“Ryoma: Life of a Renaissance Samurai”: The 20th Anniversary (3)

After I finished reading Shiba’s novel Ryoma ga Yuku, about the life and times of Sakamoto Ryoma, I spent about six months studying the most important nonfiction books I could find about my subject (to be discussed in a later blog). I started writing the book in January 1987, just after returning from a trip to Kyoto, where I had explored all of the must-see Ryoma-related sites and more – including the temple bells resounding through the frigid hills of Higashiyama on New Year’s Eve, a wonder I shall never forget! I would continue my Ryoma-related travels, including around Kochi, Nagasaki, Yamaguchi, Kagoshima, and Hiroshima prefectures, for the next several years.

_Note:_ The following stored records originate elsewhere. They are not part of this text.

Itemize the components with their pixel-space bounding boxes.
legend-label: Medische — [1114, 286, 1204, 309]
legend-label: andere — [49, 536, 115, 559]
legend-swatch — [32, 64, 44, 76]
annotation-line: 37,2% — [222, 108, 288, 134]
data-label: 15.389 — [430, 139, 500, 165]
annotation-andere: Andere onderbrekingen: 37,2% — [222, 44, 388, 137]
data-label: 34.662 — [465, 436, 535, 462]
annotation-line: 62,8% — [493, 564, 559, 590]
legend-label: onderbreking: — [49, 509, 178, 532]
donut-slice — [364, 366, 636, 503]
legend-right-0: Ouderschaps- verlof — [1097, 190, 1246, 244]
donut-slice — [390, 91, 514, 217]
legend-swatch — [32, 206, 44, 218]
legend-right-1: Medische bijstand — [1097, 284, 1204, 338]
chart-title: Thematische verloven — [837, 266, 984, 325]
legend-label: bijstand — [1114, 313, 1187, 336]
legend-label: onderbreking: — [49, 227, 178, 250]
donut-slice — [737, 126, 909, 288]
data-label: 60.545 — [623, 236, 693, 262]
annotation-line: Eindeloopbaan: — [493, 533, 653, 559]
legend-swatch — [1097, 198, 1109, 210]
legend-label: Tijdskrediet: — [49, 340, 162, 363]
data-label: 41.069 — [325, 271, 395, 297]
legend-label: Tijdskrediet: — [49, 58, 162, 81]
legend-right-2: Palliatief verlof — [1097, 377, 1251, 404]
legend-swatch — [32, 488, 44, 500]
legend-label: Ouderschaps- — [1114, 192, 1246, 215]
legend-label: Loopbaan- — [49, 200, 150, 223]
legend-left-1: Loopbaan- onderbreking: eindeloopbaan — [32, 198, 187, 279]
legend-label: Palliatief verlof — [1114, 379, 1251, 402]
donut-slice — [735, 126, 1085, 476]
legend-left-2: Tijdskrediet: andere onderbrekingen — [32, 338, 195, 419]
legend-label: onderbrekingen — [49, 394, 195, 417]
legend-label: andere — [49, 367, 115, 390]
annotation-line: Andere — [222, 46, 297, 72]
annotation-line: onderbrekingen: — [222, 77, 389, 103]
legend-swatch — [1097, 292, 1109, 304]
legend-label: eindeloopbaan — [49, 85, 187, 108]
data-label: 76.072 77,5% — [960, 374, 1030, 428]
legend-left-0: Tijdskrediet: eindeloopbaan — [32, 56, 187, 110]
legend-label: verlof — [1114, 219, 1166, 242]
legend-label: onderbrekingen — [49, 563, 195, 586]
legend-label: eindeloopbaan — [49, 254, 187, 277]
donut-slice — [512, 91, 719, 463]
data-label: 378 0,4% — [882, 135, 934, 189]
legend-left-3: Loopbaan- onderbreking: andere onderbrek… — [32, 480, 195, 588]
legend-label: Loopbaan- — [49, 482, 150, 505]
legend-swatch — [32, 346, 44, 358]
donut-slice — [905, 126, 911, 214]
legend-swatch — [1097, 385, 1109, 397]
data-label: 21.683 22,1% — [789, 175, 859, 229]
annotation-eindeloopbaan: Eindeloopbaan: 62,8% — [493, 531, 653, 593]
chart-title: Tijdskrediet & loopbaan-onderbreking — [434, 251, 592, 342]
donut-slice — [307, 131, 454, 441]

I set myself a target of writing five pages per day (on a Wang word processor – anyone remember that?) in my “new” tiny apartment in Shimokitazawa (which would become one of my favorite districts in Tokyo). I usually spent between five and seven hours a day, five days a week, writing – while working for a Japanese weekly magazine. I kept up this regimen (more or less) for almost five years, until finishing the last page of the final first draft (much of which I had already rewritten or revised multiple times) in September 1991. The final draft was more than twice as long as the published book.